We then define two recursive functions. The first one will find the path from the tree's root to create a specific node (all the leaves in our case). The second one will write the specific rules used to create a node using its creation path:

def find_path(node_numb, path, x):
        path.append(node_numb)
        if node_numb == x:
            return True
        left = False
        right = False
        if (children_left[node_numb] !=-1):
            left = find_path(children_left[node_numb], path, x)
        if (children_right[node_numb] !=-1):
            right = find_path(children_right[node_numb], path, x)
        if left or right :
            return True
        path.remove(node_numb)
        return False


def get_rule(path, column_names):
    mask = ''
    for index, node in enumerate(path):
        #We check if we are not in the leaf
        if index!=len(path)-1:
            # Do we go under or over the threshold ?
            if (children_left[node] == path[index+1]):
                mask += "(df['{}']<= {}) \t ".format(column_names[feature[node]], threshold[node])
            else:
                mask += "(df['{}']> {}) \t ".format(column_names[feature[node]], threshold[node])
    # We insert the & at the right places
    mask = mask.replace("\t", "&", mask.count("\t") - 1)
    mask = mask.replace("\t", "")
    return mask

Finally, we use those two functions to first store the path of creation of each leaf. And then to store the rules used to create each leaf :

Leaves leave_id = clf.apply(X_test)

paths ={} for leaf in np.unique(leave_id):
    path_leaf = []
    find_path(0, path_leaf, leaf)
    paths[leaf] = np.unique(np.sort(path_leaf))

rules = {} for key in paths:
    rules[key] = get_rule(paths[key], pima.columns)

With the data you gave the output is:

rules = {3: "(df['insulin']<= 127.5) & (df['bp']<= 26.450000762939453) & (df['bp']<= 9.100000381469727)  ",  
4: "(df['insulin']<= 127.5) & (df['bp']<= 26.450000762939453) & (df['bp']> 9.100000381469`727)",  
6: "(df['insulin']<= 127.5) & (df['bp']> 26.450000762939453) & (df['skin']<= 27.5)  ",  
7: "(df['insulin']<= 127.5) & (df['bp']> 26.450000762939453 & (df['skin']> 27.5)  ",  
10: "(df['insulin']> 127.5) & (df['bp']<= 28.149999618530273) &(df['insulin']<= 145.5)  ",  
11: "(df['insulin']> 127.5) & (df['bp']<= 28.149999618530273) & (df['insulin']> 145.5)  ",  
13: "(df['insulin']> 127.5) & (df['bp']> 28.149999618530273) & (df['insulin']<= 158.5)  ",  
14: "(df['insulin']> 127.5) & (df['bp']> 28.149999618530273) & (df['insulin']> 158.5)  "}

Since the rules are strings, you can't directly call them using df[rules[3]], you have to use the eval function like so df[eval(rules[3])]

The solution posted above works great at finding the path for each termination node.

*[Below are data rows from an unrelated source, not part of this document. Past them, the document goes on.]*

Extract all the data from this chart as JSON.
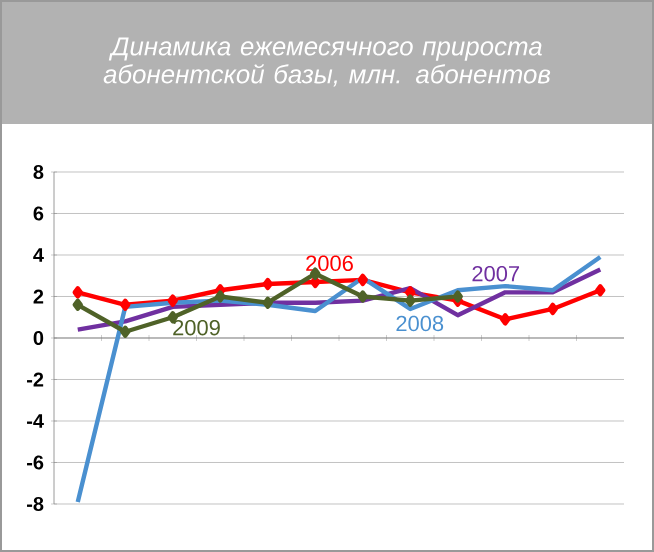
{
  "chart_data": {
    "type": "line",
    "title": "Динамика ежемесячного прироста абонентской базы, млн. абонентов",
    "categories": [
      null,
      null,
      null,
      null,
      null,
      null,
      null,
      null,
      null,
      null,
      null,
      null
    ],
    "series": [
      {
        "name": "2006",
        "color": "#ff0000",
        "marker": "diamond",
        "values": [
          2.2,
          1.6,
          1.8,
          2.3,
          2.6,
          2.7,
          2.8,
          2.2,
          1.8,
          0.9,
          1.4,
          2.3
        ]
      },
      {
        "name": "2007",
        "color": "#7030a0",
        "values": [
          0.4,
          0.8,
          1.5,
          1.6,
          1.7,
          1.7,
          1.8,
          2.4,
          1.1,
          2.2,
          2.2,
          3.3
        ]
      },
      {
        "name": "2008",
        "color": "#4a90d0",
        "values": [
          -7.9,
          1.5,
          1.7,
          1.8,
          1.6,
          1.3,
          2.9,
          1.4,
          2.3,
          2.5,
          2.3,
          3.9
        ]
      },
      {
        "name": "2009",
        "color": "#4f6228",
        "marker": "diamond",
        "values": [
          1.6,
          0.3,
          1.0,
          2.0,
          1.7,
          3.1,
          2.0,
          1.8,
          2.0,
          null,
          null,
          null
        ]
      }
    ],
    "ylim": [
      -8,
      8
    ],
    "yticks": [
      -8,
      -6,
      -4,
      -2,
      0,
      2,
      4,
      6,
      8
    ],
    "grid": "y"
  }
}
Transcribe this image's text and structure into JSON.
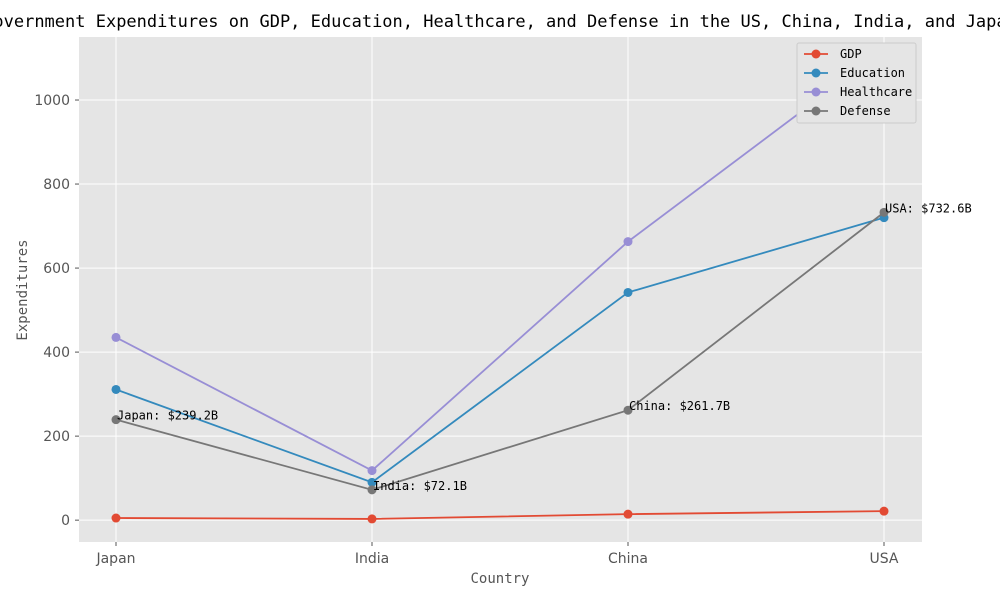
{
  "chart_data": {
    "type": "line",
    "title": "Government Expenditures on GDP, Education, Healthcare, and Defense in the US, China, India, and Japan",
    "xlabel": "Country",
    "ylabel": "Expenditures",
    "categories": [
      "Japan",
      "India",
      "China",
      "USA"
    ],
    "ylim": [
      -52,
      1150
    ],
    "yticks": [
      0,
      200,
      400,
      600,
      800,
      1000
    ],
    "grid": true,
    "legend_position": "top-right",
    "series": [
      {
        "name": "GDP",
        "color": "#E24A33",
        "values": [
          5.1,
          2.9,
          14.3,
          21.4
        ]
      },
      {
        "name": "Education",
        "color": "#348ABD",
        "values": [
          311,
          90,
          542,
          720
        ]
      },
      {
        "name": "Healthcare",
        "color": "#988ED5",
        "values": [
          435,
          118,
          663,
          1120
        ]
      },
      {
        "name": "Defense",
        "color": "#777777",
        "values": [
          239.2,
          72.1,
          261.7,
          732.6
        ]
      }
    ],
    "annotations": [
      {
        "category": "Japan",
        "value": 239.2,
        "text": "Japan: $239.2B"
      },
      {
        "category": "India",
        "value": 72.1,
        "text": "India: $72.1B"
      },
      {
        "category": "China",
        "value": 261.7,
        "text": "China: $261.7B"
      },
      {
        "category": "USA",
        "value": 732.6,
        "text": "USA: $732.6B"
      }
    ]
  }
}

I am wondering if its possible to store the path for every node (leaves, and termination nodes) in the exact same output format as in the above link (dictionary/list format).

Thanks!

1 Answers1

0

Ok so I figured out a solution to my question (although I don't believe its the best/most efficient way to do this), It also isn't the direct answer to my question (I am not storing the path for each individual node - simply creating a function to be able to parse through the stored information). It is the second part to the solution above and allows you to pull the subsetted data for the specific node you are looking for.

node_id = 3

def datatree_path_summarystats(node_id):
    for k, v in paths.items():
        if node_id in v:
            d = k,v

    ruleskey = d[0]
    numberofsteps = sum(map(lambda x : x<node_id, d[1]))

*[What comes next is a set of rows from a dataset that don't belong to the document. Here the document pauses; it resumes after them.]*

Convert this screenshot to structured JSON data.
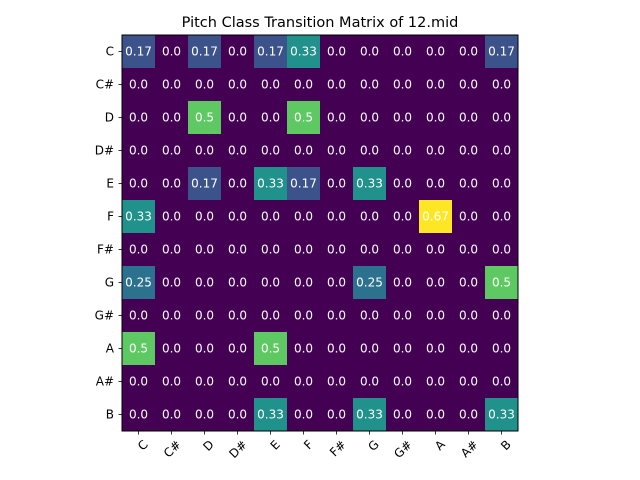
{
  "chart_data": {
    "type": "heatmap",
    "title": "Pitch Class Transition Matrix of 12.mid",
    "xlabel": "",
    "ylabel": "",
    "x_categories": [
      "C",
      "C#",
      "D",
      "D#",
      "E",
      "F",
      "F#",
      "G",
      "G#",
      "A",
      "A#",
      "B"
    ],
    "y_categories": [
      "C",
      "C#",
      "D",
      "D#",
      "E",
      "F",
      "F#",
      "G",
      "G#",
      "A",
      "A#",
      "B"
    ],
    "x_tick_rotation": 45,
    "value_range": [
      0,
      0.67
    ],
    "colormap": "viridis",
    "values": [
      [
        0.17,
        0.0,
        0.17,
        0.0,
        0.17,
        0.33,
        0.0,
        0.0,
        0.0,
        0.0,
        0.0,
        0.17
      ],
      [
        0.0,
        0.0,
        0.0,
        0.0,
        0.0,
        0.0,
        0.0,
        0.0,
        0.0,
        0.0,
        0.0,
        0.0
      ],
      [
        0.0,
        0.0,
        0.5,
        0.0,
        0.0,
        0.5,
        0.0,
        0.0,
        0.0,
        0.0,
        0.0,
        0.0
      ],
      [
        0.0,
        0.0,
        0.0,
        0.0,
        0.0,
        0.0,
        0.0,
        0.0,
        0.0,
        0.0,
        0.0,
        0.0
      ],
      [
        0.0,
        0.0,
        0.17,
        0.0,
        0.33,
        0.17,
        0.0,
        0.33,
        0.0,
        0.0,
        0.0,
        0.0
      ],
      [
        0.33,
        0.0,
        0.0,
        0.0,
        0.0,
        0.0,
        0.0,
        0.0,
        0.0,
        0.67,
        0.0,
        0.0
      ],
      [
        0.0,
        0.0,
        0.0,
        0.0,
        0.0,
        0.0,
        0.0,
        0.0,
        0.0,
        0.0,
        0.0,
        0.0
      ],
      [
        0.25,
        0.0,
        0.0,
        0.0,
        0.0,
        0.0,
        0.0,
        0.25,
        0.0,
        0.0,
        0.0,
        0.5
      ],
      [
        0.0,
        0.0,
        0.0,
        0.0,
        0.0,
        0.0,
        0.0,
        0.0,
        0.0,
        0.0,
        0.0,
        0.0
      ],
      [
        0.5,
        0.0,
        0.0,
        0.0,
        0.5,
        0.0,
        0.0,
        0.0,
        0.0,
        0.0,
        0.0,
        0.0
      ],
      [
        0.0,
        0.0,
        0.0,
        0.0,
        0.0,
        0.0,
        0.0,
        0.0,
        0.0,
        0.0,
        0.0,
        0.0
      ],
      [
        0.0,
        0.0,
        0.0,
        0.0,
        0.33,
        0.0,
        0.0,
        0.33,
        0.0,
        0.0,
        0.0,
        0.33
      ]
    ],
    "value_labels": [
      [
        "0.17",
        "0.0",
        "0.17",
        "0.0",
        "0.17",
        "0.33",
        "0.0",
        "0.0",
        "0.0",
        "0.0",
        "0.0",
        "0.17"
      ],
      [
        "0.0",
        "0.0",
        "0.0",
        "0.0",
        "0.0",
        "0.0",
        "0.0",
        "0.0",
        "0.0",
        "0.0",
        "0.0",
        "0.0"
      ],
      [
        "0.0",
        "0.0",
        "0.5",
        "0.0",
        "0.0",
        "0.5",
        "0.0",
        "0.0",
        "0.0",
        "0.0",
        "0.0",
        "0.0"
      ],
      [
        "0.0",
        "0.0",
        "0.0",
        "0.0",
        "0.0",
        "0.0",
        "0.0",
        "0.0",
        "0.0",
        "0.0",
        "0.0",
        "0.0"
      ],
      [
        "0.0",
        "0.0",
        "0.17",
        "0.0",
        "0.33",
        "0.17",
        "0.0",
        "0.33",
        "0.0",
        "0.0",
        "0.0",
        "0.0"
      ],
      [
        "0.33",
        "0.0",
        "0.0",
        "0.0",
        "0.0",
        "0.0",
        "0.0",
        "0.0",
        "0.0",
        "0.67",
        "0.0",
        "0.0"
      ],
      [
        "0.0",
        "0.0",
        "0.0",
        "0.0",
        "0.0",
        "0.0",
        "0.0",
        "0.0",
        "0.0",
        "0.0",
        "0.0",
        "0.0"
      ],
      [
        "0.25",
        "0.0",
        "0.0",
        "0.0",
        "0.0",
        "0.0",
        "0.0",
        "0.25",
        "0.0",
        "0.0",
        "0.0",
        "0.5"
      ],
      [
        "0.0",
        "0.0",
        "0.0",
        "0.0",
        "0.0",
        "0.0",
        "0.0",
        "0.0",
        "0.0",
        "0.0",
        "0.0",
        "0.0"
      ],
      [
        "0.5",
        "0.0",
        "0.0",
        "0.0",
        "0.5",
        "0.0",
        "0.0",
        "0.0",
        "0.0",
        "0.0",
        "0.0",
        "0.0"
      ],
      [
        "0.0",
        "0.0",
        "0.0",
        "0.0",
        "0.0",
        "0.0",
        "0.0",
        "0.0",
        "0.0",
        "0.0",
        "0.0",
        "0.0"
      ],
      [
        "0.0",
        "0.0",
        "0.0",
        "0.0",
        "0.33",
        "0.0",
        "0.0",
        "0.33",
        "0.0",
        "0.0",
        "0.0",
        "0.33"
      ]
    ],
    "colors": {
      "zero": "#440154",
      "v017": "#3b528b",
      "v025": "#2c728e",
      "v033": "#21918c",
      "v050": "#5ec962",
      "v067": "#fde725",
      "text": "#ffffff",
      "axis": "#000000"
    }
  }
}
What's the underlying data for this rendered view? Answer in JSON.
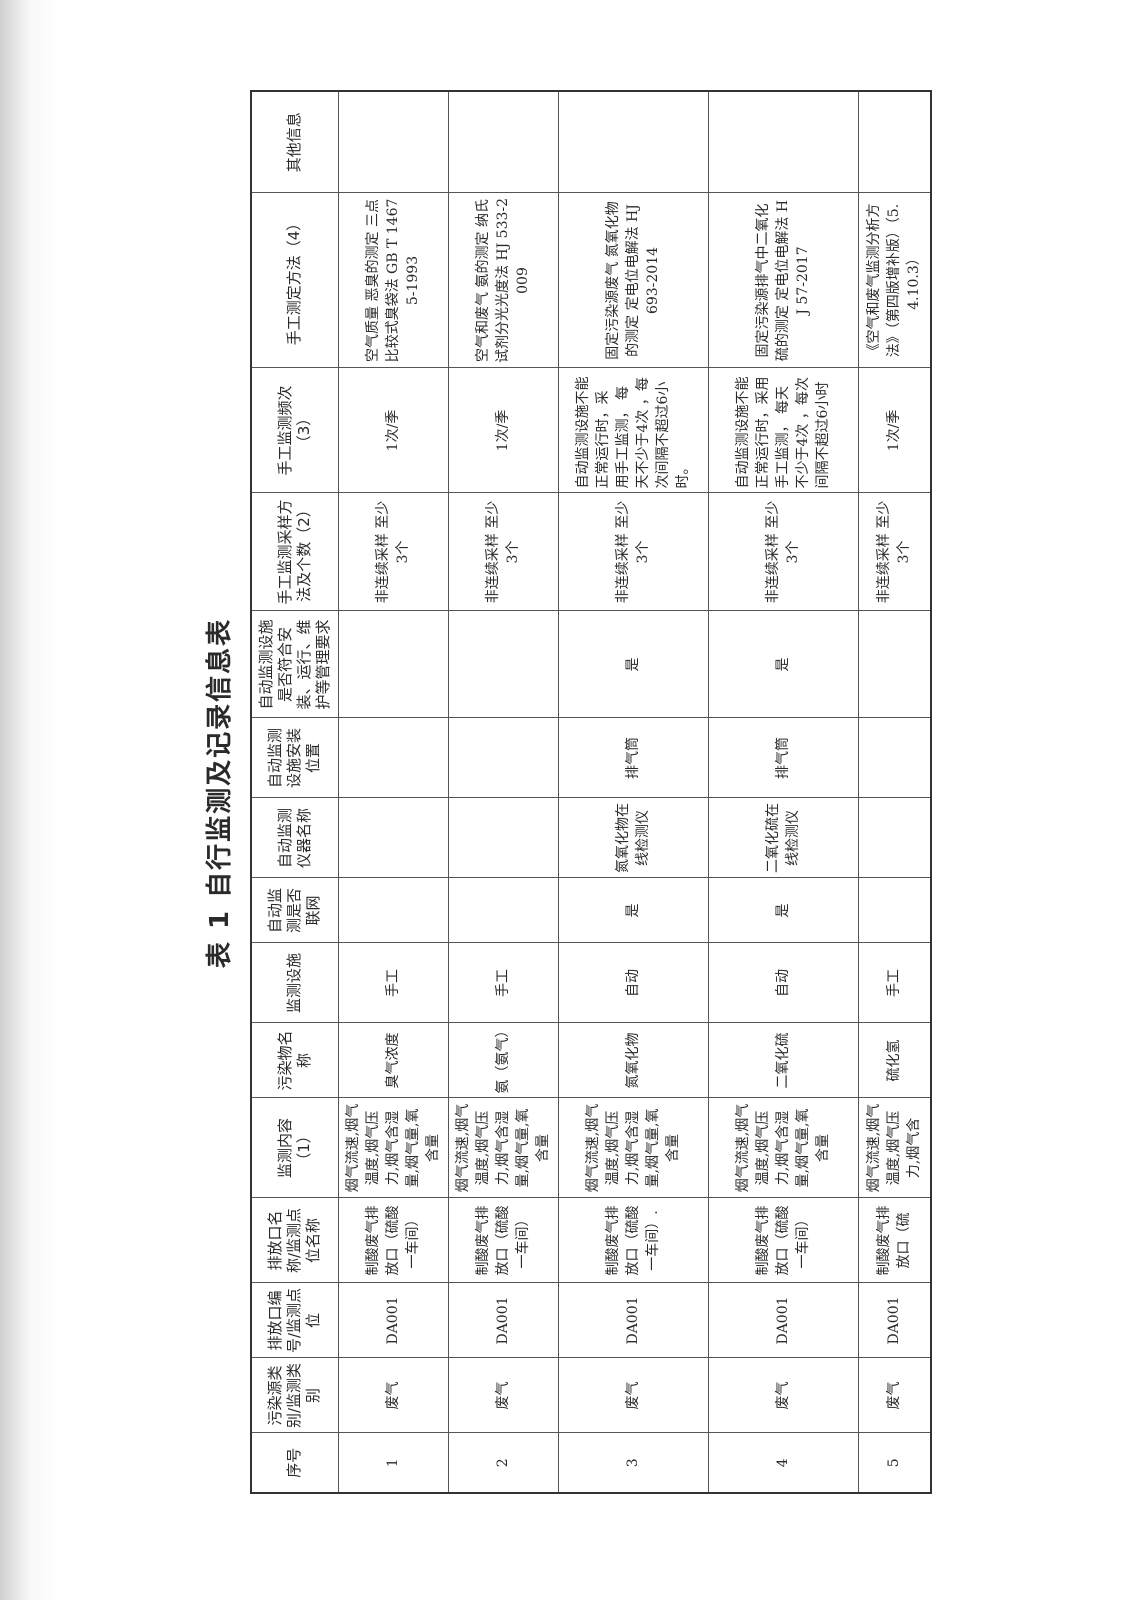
{
  "title": "表 1 自行监测及记录信息表",
  "headers": [
    "序号",
    "污染源类别/监测类别",
    "排放口编号/监测点位",
    "排放口名称/监测点位名称",
    "监测内容（1）",
    "污染物名称",
    "监测设施",
    "自动监测是否联网",
    "自动监测仪器名称",
    "自动监测设施安装位置",
    "自动监测设施是否符合安装、运行、维护等管理要求",
    "手工监测采样方法及个数（2）",
    "手工监测频次（3）",
    "手工测定方法（4）",
    "其他信息"
  ],
  "rows": [
    [
      "1",
      "废气",
      "DA001",
      "制酸废气排放口（硫酸一车间）",
      "烟气流速,烟气温度,烟气压力,烟气含湿量,烟气量,氧含量",
      "臭气浓度",
      "手工",
      "",
      "",
      "",
      "",
      "非连续采样 至少3个",
      "1次/季",
      "空气质量 恶臭的测定 三点比较式臭袋法 GB T 14675-1993",
      ""
    ],
    [
      "2",
      "废气",
      "DA001",
      "制酸废气排放口（硫酸一车间）",
      "烟气流速,烟气温度,烟气压力,烟气含湿量,烟气量,氧含量",
      "氨（氨气）",
      "手工",
      "",
      "",
      "",
      "",
      "非连续采样 至少3个",
      "1次/季",
      "空气和废气 氨的测定 纳氏试剂分光光度法 HJ 533-2009",
      ""
    ],
    [
      "3",
      "废气",
      "DA001",
      "制酸废气排放口（硫酸一车间）.",
      "烟气流速,烟气温度,烟气压力,烟气含湿量,烟气量,氧含量",
      "氮氧化物",
      "自动",
      "是",
      "氮氧化物在线检测仪",
      "排气筒",
      "是",
      "非连续采样 至少3个",
      "自动监测设施不能正常运行时，采 用手工监测， 每天不少于4次 ，每次间隔不超过6小时。",
      "固定污染源废气 氮氧化物的测定 定电位电解法 HJ 693-2014",
      ""
    ],
    [
      "4",
      "废气",
      "DA001",
      "制酸废气排放口（硫酸一车间）",
      "烟气流速,烟气温度,烟气压力,烟气含湿量,烟气量,氧含量",
      "二氧化硫",
      "自动",
      "是",
      "二氧化硫在线检测仪",
      "排气筒",
      "是",
      "非连续采样 至少3个",
      "自动监测设施不能正常运行时，采用手工监测， 每天不少于4次 ，每次间隔不超过6小时",
      "固定污染源排气中二氧化硫的测定 定电位电解法 HJ 57-2017",
      ""
    ],
    [
      "5",
      "废气",
      "DA001",
      "制酸废气排放口（硫",
      "烟气流速,烟气温度,烟气压力,烟气含",
      "硫化氢",
      "手工",
      "",
      "",
      "",
      "",
      "非连续采样 至少3个",
      "1次/季",
      "《空气和废气监测分析方法》（第四版增补版）（5.4.10.3）",
      ""
    ]
  ]
}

    for k, v in rules.items():
        if k == ruleskey:
            b = k,v

    stringsubset = b[1]

    datasubset = "&".join(stringsubset.split('&')[:numberofsteps])
    return datasubset

datasubset = datatree_path_summarystats(node_id)

df[eval(datasubset)]

This function runs through the paths that contain the node id you are looking for. It will then split the rule based on that number of nodes creating the logic to subset the dataframe based on that one specific node.